79. Bölüm

3.9K 331 597
                                    

Ben geldimm. Yine çok uzun ve aksiyonlu bir bölümle geldimm. Yavaş yavaş okunmasını tavsiye ederim, iki bölüm uzunluğunda bir bölümdür.

Az çok demeyelim oy vermeden geçmeyelim ❤️

İyi okumalarr 🤍

Korkuyordum.

Çok korkuyordum.

Artık bu korkuyla yaşamak istemiyordum. Korkusuz olmak istiyordum, sürekli aileme ve diğer yarıma zarar geleceğini düşünmek ne kadar istemesemde beni içten içe yıpratıyordu. Sürekli onları nasıl korumam gerektiğini düşünmek istemiyordum. Sadece normal bir hayatım olsun istiyordum artık.

Çünkü yoruldum.

Neden benim nasıl hissettiğimi bilen Orman ruhu, bunu bana yapıyor?

Neden benim şeytanıma zarar veriyor?

Niye daha çok acı çekmeme neden oluyor?

Kulaklarım çınlıyordu, arkamdan gelen askerin sesi zihnimin her köşesinde yankılanıyordu. Şeytanla olan bağımız beni uyarmak ister gibi tenimi yakıyordu. Bedenim beni yarı yolda bırakmıştı, kilitlenmiştim olduğum yerde.

Kral yaralandı.

Oysa ki o çok iyi savaşırdı. Nasıl yaralanmış olabilirdi?

Yutkunarak toprağa saplanan kılıcıma uzandım. Ellerim titriyordu. Dışarıdan bakan biri neden bu kadar sakin olduğumu sorgulardı, ama içimde kopan fırtınaları bilemezdi. Orman ruhu önümde durmaya devam ediyor, her hareketimi dikkatle izliyordu ama bu umrumda değildi.

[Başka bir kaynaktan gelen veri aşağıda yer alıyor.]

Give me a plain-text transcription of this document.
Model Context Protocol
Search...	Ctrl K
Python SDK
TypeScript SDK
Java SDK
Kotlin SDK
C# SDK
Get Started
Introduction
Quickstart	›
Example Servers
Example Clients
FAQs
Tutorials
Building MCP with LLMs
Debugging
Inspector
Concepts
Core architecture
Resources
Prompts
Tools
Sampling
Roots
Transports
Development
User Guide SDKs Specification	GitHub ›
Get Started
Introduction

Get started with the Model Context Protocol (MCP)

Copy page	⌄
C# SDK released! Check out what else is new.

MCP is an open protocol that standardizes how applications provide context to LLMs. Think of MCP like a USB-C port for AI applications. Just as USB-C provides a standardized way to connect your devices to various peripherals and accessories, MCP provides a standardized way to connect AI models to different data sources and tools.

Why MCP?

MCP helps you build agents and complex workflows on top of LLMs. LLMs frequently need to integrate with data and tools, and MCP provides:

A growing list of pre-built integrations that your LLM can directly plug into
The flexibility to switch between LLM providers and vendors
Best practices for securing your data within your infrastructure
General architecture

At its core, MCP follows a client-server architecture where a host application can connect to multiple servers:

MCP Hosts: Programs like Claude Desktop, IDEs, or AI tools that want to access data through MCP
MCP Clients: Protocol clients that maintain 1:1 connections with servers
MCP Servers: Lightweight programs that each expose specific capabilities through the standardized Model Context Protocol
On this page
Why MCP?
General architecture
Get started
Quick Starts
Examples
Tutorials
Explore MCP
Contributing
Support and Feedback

Benim Savaş'ın yanına gitmem gerekiyordu.

"Eşimin bir suçu yok..." Diye fısıldadım Orman ruhuna. Ağlayacaktım, hatta ağlıyordum. Yanaklarım ıslaktı, bunu hissediyordum ama güçlü durmalıydım onun karşısında. Sözlerime dikkat ediyordum çünkü tek bir hareketiyle ikimizide öldürebilirdi.

Ayağa kalkmak için kanatlarımı kullandım, birkaç çırpışla diz çöktüğüm yerden kalkabilmiştim. Sendeleyerek öne doğru adım attım ve sesin geldiği tarafa korku dolu gözlerle baktım. Oradaydı, arkadaşlarım ve bir düzine asker onu uyandırmaya, yardım etmeye çalışıyordu. Yerde hareketsiz bir şekilde yatıyordu.

Yattığı toprak kana bulanmıştı.

Nefes alamıyordum. "Neden? Neden bunu bize yapıyorsun?" Diye fısıldadım titrek sesimle, arkamdaki Orman ruhuna. Beni duyup duymadığını bilmiyordum, yerimde dona kalmıştım. Bakışlarımı yerde kanlar içinde yatan şeytandan ayıramıyordum. Onu iyileştirmem gerekiyordu, hızlı düşünmeliydim. Üzüntünün sırası değildi. Acele etmeliydim.

"Dolunay!" Bulut'un sesi kulağımda çınladı. Kılıcımdan destek alarak ve birazda sendeleyerek hızla yanlarına vardım. Dayanamayıp dizlerimin üzerine düştüm. Askerler ona ulaşmam için bana yer açtı. Şeytanın aşinası olduğum yüzü girdi ilk görüş açıma...

Sonra ise neredeyse bir pençe darbesiyle parçalanmış olan omzu ve kanadı.

"Savaş?" Yutkunarak elimi yüzüne uzattım. Göz yaşlarımı durduramıyordum. "Seni iyileştireceğim, sadece dayan olur mu?" Tepki vermedi. Normalde kalkıp alay etmesi ve acımadığını söylemesi gerekiyordu.

Elimi yüzünden çekip sol kanadının olduğu yere getirdim. İlk kanadını iyileştirmeliydim, eskisinden bile daha iyi hale gelene kadar gücümü ona aktarmalıydım. Kana bulanmış siyah tüyleri görmem dağılmama yetti. Bu görüntüye daha fazla bakamayıp gözlerimi kapadım.